I try to fight it but the exhaustion is too deep to conquer and I close out whatever awareness I built and welcome the dark dreamless slumber one more time.

General POV:

"Okay Kevin. I just put in the last dosage to wean her off the coma. At this point she will be aware of her surroundings mentally. She's no longer in the coma, she's now just resting. We want her to rest as much as possible so we'll monitor her until she wakes up by herself. I know it can be tough to have to wait and not wake her up but please let her wake up by herself, it has a better chance of her being able to recuperate her memories and recover from any cerebral damage she might have"

Kevin looked from Ashton to Claire trying to process everything the doctor was saying.

"Okay doctor, thank you. I'll do my best to not hold her hand so she doesn't wake up"

Kevin said that as honest as he could but he let a minimal snare leave his features as he realized that Ashton basically said Claire would survive.

Ashton didn't want to prod longer so he excused himself and went to Michael down in triage.

Ashtons POV:

There's something weird with that guy.
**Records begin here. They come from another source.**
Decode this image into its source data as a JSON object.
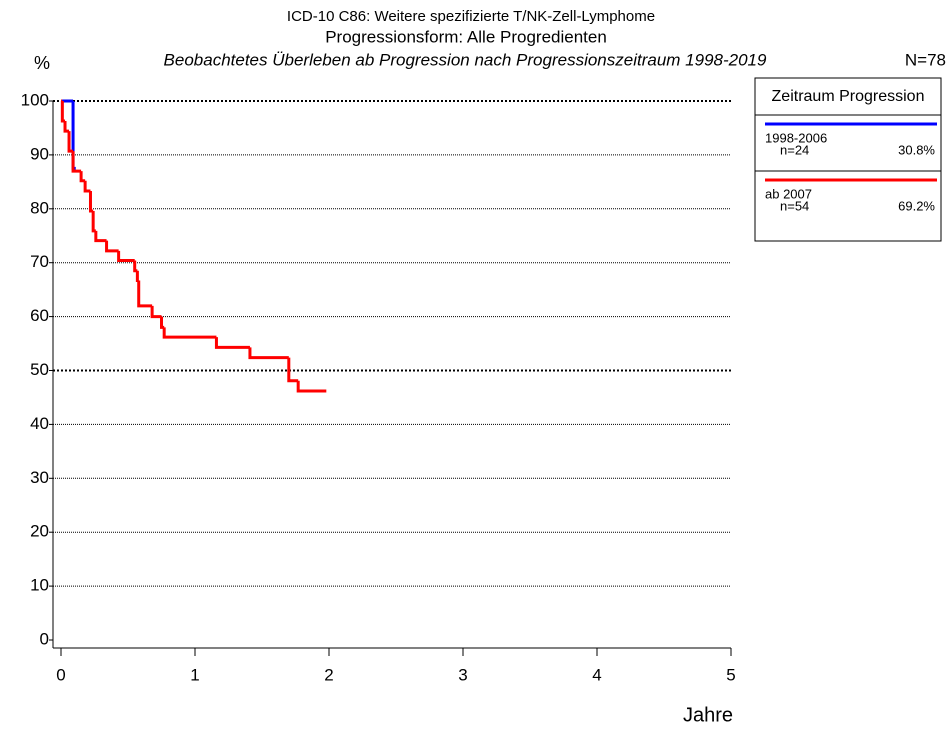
{
  "chart_data": {
    "type": "step",
    "title": "ICD-10 C86: Weitere spezifizierte T/NK-Zell-Lymphome",
    "subtitle": "Progressionsform: Alle Progredienten",
    "caption": "Beobachtetes Überleben ab Progression nach Progressionszeitraum 1998-2019",
    "total": "N=78",
    "y_label": "%",
    "x_label": "Jahre",
    "xlim": [
      0,
      5
    ],
    "xticks": [
      0,
      1,
      2,
      3,
      4,
      5
    ],
    "ylim": [
      0,
      100
    ],
    "yticks": [
      0,
      10,
      20,
      30,
      40,
      50,
      60,
      70,
      80,
      90,
      100
    ],
    "grid": true,
    "legend_title": "Zeitraum Progression",
    "series": [
      {
        "name": "1998-2006",
        "color": "#0000ff",
        "n": {
          "value": 24,
          "label": "n=24"
        },
        "share": {
          "value": 30.8,
          "label": "30.8%"
        },
        "x": [
          0,
          0.09,
          0.11
        ],
        "values": [
          100,
          87.5,
          87.5
        ]
      },
      {
        "name": "ab 2007",
        "color": "#ff0000",
        "n": {
          "value": 54,
          "label": "n=54"
        },
        "share": {
          "value": 69.2,
          "label": "69.2%"
        },
        "x": [
          0,
          0.01,
          0.03,
          0.06,
          0.09,
          0.15,
          0.18,
          0.22,
          0.24,
          0.26,
          0.34,
          0.43,
          0.55,
          0.57,
          0.58,
          0.68,
          0.75,
          0.77,
          1.16,
          1.41,
          1.7,
          1.77,
          1.98
        ],
        "values": [
          100,
          96.3,
          94.4,
          90.7,
          87.0,
          85.2,
          83.3,
          79.6,
          75.9,
          74.1,
          72.2,
          70.4,
          68.5,
          66.7,
          62.0,
          60.0,
          58.0,
          56.2,
          54.3,
          52.4,
          48.1,
          46.2,
          46.2
        ]
      }
    ]
  }
}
We usually have the non-worried parents, the normal-worried parents and the over-exagerrated-worried parents. This guy was being weird in asking the survival of Claire, thankfully we at least know her name now, but in a way that implied he was kind of disappointed that she was alive. I even think and dare say I think I saw a snare come from him when I said I was waking her up.
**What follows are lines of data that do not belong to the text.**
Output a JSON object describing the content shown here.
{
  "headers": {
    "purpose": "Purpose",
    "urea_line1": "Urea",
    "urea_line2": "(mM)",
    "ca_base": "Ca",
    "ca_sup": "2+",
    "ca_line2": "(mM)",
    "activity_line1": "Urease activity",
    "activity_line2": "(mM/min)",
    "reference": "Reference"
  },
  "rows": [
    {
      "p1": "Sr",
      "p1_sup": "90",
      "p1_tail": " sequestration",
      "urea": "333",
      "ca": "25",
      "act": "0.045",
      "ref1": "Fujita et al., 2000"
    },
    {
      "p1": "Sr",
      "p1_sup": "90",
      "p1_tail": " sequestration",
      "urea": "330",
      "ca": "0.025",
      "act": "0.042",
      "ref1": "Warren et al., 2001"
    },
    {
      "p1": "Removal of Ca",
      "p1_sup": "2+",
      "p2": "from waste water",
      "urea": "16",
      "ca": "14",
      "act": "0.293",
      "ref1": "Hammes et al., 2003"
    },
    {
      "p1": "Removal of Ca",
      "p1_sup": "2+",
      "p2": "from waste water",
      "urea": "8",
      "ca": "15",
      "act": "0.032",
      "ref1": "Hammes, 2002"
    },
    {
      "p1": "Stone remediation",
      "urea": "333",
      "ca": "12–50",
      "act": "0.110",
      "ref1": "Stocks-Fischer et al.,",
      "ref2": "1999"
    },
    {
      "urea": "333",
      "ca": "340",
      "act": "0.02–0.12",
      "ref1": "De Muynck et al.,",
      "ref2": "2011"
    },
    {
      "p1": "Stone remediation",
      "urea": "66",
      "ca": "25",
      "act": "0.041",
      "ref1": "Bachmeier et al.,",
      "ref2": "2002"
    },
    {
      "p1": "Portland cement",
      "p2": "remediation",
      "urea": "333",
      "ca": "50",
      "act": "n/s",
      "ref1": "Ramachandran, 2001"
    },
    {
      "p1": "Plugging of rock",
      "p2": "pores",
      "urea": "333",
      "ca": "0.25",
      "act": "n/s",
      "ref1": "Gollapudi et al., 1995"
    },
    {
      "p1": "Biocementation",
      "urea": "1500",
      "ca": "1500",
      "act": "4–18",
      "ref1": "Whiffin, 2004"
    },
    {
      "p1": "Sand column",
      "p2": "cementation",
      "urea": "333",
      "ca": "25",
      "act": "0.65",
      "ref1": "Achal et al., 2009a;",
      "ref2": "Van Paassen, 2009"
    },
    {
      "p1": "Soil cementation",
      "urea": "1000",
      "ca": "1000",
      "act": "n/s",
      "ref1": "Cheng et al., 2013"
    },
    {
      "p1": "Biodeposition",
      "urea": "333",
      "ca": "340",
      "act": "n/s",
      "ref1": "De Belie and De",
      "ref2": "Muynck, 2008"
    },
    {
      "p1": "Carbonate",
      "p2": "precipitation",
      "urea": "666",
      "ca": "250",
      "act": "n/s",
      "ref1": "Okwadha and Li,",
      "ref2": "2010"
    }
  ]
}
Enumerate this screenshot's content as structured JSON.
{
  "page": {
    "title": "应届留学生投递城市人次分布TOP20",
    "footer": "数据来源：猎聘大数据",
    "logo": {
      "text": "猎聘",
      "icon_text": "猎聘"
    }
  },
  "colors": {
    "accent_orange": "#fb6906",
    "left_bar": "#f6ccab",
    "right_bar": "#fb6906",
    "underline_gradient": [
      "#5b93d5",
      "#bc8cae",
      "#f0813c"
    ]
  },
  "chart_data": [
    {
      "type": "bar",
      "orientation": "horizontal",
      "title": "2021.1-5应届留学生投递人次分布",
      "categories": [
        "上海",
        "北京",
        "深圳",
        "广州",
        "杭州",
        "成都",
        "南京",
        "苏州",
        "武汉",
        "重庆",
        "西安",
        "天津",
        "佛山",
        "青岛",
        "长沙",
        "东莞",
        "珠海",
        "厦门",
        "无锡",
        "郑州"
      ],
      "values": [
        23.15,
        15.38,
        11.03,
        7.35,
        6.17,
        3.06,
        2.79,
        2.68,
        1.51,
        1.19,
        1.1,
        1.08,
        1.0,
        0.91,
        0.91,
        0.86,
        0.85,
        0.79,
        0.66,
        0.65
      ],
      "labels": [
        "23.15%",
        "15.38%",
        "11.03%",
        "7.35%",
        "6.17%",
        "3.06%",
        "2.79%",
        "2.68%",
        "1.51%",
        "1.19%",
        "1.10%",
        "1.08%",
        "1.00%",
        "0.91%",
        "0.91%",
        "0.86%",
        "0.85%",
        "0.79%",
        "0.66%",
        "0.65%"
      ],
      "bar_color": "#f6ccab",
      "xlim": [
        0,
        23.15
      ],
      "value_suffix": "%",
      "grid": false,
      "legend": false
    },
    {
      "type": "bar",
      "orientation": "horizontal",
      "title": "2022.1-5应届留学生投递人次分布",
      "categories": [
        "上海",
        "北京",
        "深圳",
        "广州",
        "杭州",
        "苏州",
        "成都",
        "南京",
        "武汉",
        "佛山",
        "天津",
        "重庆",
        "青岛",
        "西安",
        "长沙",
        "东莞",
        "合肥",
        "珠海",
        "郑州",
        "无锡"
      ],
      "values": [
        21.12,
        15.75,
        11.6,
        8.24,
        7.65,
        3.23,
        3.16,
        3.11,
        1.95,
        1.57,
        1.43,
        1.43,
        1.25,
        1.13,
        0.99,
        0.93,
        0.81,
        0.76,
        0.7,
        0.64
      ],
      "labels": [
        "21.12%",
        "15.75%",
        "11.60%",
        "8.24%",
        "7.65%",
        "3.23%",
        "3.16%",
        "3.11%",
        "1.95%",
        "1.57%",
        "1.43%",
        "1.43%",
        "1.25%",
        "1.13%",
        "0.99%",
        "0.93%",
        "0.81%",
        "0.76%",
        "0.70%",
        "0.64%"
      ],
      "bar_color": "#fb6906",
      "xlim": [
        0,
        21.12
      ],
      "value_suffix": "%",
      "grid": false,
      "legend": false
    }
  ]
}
"Earth to Fletcher— hellooo??"

I snapped back to reality not even realizing I was deep in thought.

"Sheesh man, maybe let me drive home so you can rest"

"Nah mate, I'm good. Call me Fletcher one more time Gordon and I'll hide your body. Besides, was just thinking, is all"

"What were you thinking in that big brain of yours?"

"Mikey, how did you find Claire's father anyways?"

"In the hallway when she was being wheeled into surgery why?"

"There's something— there's just something not right with him and the girl. I don't know what it is but there's a weird vibe I get from him. He doesn't fit any of the parental profiles and I swear I saw him give a snare at Claire when I mentioned I was weaning her off the coma"

"Ash, we're overworked. Let's go home and rest. Team #4 has been briefed and we've been mandatorily relived from our duties. Besides, he was crying hysterically when I found him and he saw her being wheeled to surgery. He could just be tired and doesn't like the fact he has to wait more time to see if she's alright"

I sighed.

Maybe Michael is right. I'll check again when we're back and make sure everything is fine. I have to build a profile on her anyways.

"Yeh, guess you're right mate. Thanks Mikey. Let's go get Cal and go home. I want my bed."

"You and I both man."

We started to walk into the hallway to our locker room. I couldn't get the feeling of something wrong from the pit of my stomach. There was a nagging sensation that I should keep extra tabs on her. What is this even leading to? Maybe he is her dad and he's just overwhelmed by everything like Michael says.

Maybe.

But whether or not he is, I'm going to do my best to find something to prove everything is as it seems.